The word “framework” is even worse than the word “comprehensive.” The former will remind people of the phrase “one China framework.”
Chinese President Hu Jintao (胡錦濤) has demanded the “one China framework” be the basis for an economic agreement.
Yet the Ma administration has denied this and reiterates that the agreement would have nothing to do with sovereignty.
The majority of Taiwanese have lost confidence in Ma. During the presidential election, Ma pledged not to negotiate with China unless it dismantled the 1,300 missiles it has deployed across the Taiwan Strait. But since he took office, China has increased the number of missiles aimed at Taiwan to 1,500.
“ECFA” is supposedly better than “CECA” because the former sounds like “the country will get rich” and the latter sounds like “washing your feet” in Hoklo (also known as Taiwanese).

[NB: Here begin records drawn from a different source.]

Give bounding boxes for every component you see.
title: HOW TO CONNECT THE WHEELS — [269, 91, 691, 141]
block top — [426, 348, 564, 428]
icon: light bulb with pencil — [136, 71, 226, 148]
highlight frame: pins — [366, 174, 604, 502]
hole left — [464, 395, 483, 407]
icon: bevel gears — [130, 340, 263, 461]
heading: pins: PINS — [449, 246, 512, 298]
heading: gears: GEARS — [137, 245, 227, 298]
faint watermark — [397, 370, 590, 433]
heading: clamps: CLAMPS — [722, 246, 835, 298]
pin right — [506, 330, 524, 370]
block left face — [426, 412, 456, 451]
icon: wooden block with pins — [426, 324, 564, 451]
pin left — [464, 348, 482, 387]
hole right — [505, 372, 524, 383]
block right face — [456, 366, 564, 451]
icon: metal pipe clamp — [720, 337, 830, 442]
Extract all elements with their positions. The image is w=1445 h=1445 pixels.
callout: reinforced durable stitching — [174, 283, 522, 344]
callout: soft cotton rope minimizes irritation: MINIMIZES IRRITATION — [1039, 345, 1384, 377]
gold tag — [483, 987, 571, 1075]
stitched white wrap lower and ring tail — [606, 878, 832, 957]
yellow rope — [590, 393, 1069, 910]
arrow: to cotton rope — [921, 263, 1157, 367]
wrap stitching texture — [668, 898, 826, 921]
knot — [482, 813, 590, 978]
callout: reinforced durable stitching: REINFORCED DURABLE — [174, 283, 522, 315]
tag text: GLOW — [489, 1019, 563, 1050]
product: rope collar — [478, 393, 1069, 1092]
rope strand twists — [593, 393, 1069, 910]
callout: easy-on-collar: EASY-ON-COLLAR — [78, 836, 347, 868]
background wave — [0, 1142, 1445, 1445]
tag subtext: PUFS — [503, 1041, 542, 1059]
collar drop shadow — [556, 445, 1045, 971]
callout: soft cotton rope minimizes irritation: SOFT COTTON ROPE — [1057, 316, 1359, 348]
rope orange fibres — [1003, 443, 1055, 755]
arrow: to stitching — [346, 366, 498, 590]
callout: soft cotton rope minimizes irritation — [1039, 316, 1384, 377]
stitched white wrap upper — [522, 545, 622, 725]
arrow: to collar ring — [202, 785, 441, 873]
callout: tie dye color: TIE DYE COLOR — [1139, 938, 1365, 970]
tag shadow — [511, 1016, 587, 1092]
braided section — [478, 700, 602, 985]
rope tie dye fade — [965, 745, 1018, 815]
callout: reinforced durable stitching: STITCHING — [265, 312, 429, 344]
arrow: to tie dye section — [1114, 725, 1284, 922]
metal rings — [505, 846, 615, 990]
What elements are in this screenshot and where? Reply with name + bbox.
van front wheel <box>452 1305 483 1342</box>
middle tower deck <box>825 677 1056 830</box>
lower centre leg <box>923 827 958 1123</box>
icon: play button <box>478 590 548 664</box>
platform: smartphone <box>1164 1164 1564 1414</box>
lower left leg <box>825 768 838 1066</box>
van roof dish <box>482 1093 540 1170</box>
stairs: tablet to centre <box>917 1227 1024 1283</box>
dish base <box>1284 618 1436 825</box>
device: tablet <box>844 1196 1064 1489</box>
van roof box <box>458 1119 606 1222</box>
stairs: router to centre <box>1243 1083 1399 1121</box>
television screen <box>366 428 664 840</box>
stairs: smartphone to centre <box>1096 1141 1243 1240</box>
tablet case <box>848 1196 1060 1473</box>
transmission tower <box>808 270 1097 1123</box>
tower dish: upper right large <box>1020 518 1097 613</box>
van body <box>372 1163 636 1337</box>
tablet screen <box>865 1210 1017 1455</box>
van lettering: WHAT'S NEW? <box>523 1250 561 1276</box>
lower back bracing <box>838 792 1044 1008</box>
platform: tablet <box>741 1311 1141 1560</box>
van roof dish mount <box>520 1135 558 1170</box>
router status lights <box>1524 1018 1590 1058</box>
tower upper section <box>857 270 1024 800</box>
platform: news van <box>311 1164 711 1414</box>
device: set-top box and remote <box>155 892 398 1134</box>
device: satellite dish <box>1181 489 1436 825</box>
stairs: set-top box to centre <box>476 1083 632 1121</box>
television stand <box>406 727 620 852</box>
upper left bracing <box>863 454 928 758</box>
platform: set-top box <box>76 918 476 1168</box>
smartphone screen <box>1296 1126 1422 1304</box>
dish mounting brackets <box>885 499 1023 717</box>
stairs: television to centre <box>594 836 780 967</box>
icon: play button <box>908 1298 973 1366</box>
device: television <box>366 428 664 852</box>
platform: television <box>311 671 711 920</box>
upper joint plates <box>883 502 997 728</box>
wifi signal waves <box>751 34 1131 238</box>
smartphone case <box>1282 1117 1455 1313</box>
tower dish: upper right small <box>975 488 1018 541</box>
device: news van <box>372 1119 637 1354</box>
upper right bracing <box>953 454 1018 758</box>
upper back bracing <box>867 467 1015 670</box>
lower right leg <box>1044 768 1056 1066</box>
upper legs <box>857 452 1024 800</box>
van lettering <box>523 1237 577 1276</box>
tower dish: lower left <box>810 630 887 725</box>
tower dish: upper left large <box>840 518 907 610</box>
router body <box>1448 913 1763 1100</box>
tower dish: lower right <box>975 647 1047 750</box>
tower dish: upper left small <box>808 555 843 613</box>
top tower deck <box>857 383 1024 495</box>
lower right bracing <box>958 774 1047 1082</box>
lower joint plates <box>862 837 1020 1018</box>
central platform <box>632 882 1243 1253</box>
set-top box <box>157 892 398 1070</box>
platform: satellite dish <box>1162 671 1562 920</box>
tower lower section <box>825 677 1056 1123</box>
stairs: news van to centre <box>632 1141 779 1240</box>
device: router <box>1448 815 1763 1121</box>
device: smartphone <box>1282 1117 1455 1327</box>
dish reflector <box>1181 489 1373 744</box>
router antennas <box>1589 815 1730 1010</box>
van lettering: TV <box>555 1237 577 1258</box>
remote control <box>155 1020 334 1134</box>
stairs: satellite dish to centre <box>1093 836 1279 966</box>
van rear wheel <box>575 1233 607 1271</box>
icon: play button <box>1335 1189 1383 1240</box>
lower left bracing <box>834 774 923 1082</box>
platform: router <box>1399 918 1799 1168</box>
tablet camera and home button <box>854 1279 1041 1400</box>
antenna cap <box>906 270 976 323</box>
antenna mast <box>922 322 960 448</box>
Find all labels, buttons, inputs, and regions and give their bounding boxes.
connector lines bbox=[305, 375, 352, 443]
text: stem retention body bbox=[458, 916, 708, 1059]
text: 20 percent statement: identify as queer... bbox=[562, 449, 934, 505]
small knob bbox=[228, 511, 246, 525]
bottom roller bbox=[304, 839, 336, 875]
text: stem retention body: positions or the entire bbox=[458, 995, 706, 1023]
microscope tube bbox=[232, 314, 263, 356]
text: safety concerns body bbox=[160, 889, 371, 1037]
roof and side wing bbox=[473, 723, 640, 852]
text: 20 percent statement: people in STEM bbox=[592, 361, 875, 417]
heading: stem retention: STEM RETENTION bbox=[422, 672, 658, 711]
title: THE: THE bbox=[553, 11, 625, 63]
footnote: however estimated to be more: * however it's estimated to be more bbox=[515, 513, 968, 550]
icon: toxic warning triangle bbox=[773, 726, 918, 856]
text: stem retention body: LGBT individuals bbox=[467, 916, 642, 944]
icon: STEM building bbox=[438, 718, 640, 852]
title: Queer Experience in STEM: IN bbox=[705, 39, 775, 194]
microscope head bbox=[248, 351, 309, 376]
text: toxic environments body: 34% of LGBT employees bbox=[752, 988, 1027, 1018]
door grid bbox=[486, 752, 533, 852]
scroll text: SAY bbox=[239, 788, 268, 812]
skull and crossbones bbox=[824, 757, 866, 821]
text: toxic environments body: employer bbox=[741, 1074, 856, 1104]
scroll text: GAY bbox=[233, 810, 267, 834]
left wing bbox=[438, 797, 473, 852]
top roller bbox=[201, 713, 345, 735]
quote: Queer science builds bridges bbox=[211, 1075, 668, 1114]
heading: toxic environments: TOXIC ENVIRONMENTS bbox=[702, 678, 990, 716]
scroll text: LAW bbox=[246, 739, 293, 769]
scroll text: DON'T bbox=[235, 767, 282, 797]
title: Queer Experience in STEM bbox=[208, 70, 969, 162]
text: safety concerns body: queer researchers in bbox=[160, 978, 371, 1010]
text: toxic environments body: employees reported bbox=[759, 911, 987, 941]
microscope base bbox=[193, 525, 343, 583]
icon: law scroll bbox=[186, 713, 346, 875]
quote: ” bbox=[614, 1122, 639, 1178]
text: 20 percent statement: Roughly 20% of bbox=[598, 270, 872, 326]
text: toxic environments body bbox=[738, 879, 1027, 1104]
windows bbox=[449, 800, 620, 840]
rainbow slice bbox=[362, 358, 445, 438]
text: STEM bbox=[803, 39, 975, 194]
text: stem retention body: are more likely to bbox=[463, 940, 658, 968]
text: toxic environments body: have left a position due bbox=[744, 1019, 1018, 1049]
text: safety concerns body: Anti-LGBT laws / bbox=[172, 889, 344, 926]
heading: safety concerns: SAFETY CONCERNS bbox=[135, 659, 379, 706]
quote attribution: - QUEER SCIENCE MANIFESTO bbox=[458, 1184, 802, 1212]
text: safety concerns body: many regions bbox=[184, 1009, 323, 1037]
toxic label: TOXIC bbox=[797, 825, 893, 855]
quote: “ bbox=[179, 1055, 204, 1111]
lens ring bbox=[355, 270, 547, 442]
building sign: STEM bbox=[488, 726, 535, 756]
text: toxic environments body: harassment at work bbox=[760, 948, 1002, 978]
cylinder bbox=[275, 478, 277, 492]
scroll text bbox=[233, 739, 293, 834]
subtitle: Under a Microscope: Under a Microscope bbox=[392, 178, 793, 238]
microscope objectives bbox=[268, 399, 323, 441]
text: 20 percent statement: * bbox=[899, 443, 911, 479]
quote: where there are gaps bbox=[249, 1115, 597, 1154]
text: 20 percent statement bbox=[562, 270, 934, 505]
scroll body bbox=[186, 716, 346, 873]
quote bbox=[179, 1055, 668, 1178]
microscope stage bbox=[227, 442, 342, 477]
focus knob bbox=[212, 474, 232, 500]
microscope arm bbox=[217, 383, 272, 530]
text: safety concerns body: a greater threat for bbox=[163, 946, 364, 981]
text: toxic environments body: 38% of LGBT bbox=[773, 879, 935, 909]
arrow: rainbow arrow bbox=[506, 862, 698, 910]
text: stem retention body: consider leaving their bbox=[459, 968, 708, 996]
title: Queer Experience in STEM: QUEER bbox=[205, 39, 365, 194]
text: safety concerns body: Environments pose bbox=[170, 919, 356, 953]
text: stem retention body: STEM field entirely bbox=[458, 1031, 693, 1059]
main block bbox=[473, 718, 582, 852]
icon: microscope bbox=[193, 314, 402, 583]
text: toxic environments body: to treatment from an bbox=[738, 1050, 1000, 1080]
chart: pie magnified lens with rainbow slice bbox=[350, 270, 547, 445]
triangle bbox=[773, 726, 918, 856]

But you could also say ECFA sounds like a method for dying (literally “will die method”) and CECA sounds like “four-legged,” referring to beasts.
But nobody will know what the deal is about until details are made public.
A more effective way to settle the controversy over the economic agreement would be for the Ma administration to ask Hu to take back his remarks about the “one China framework.”
This might help, but would not be fully convincing, since China’s promises to Hong Kong have been broken.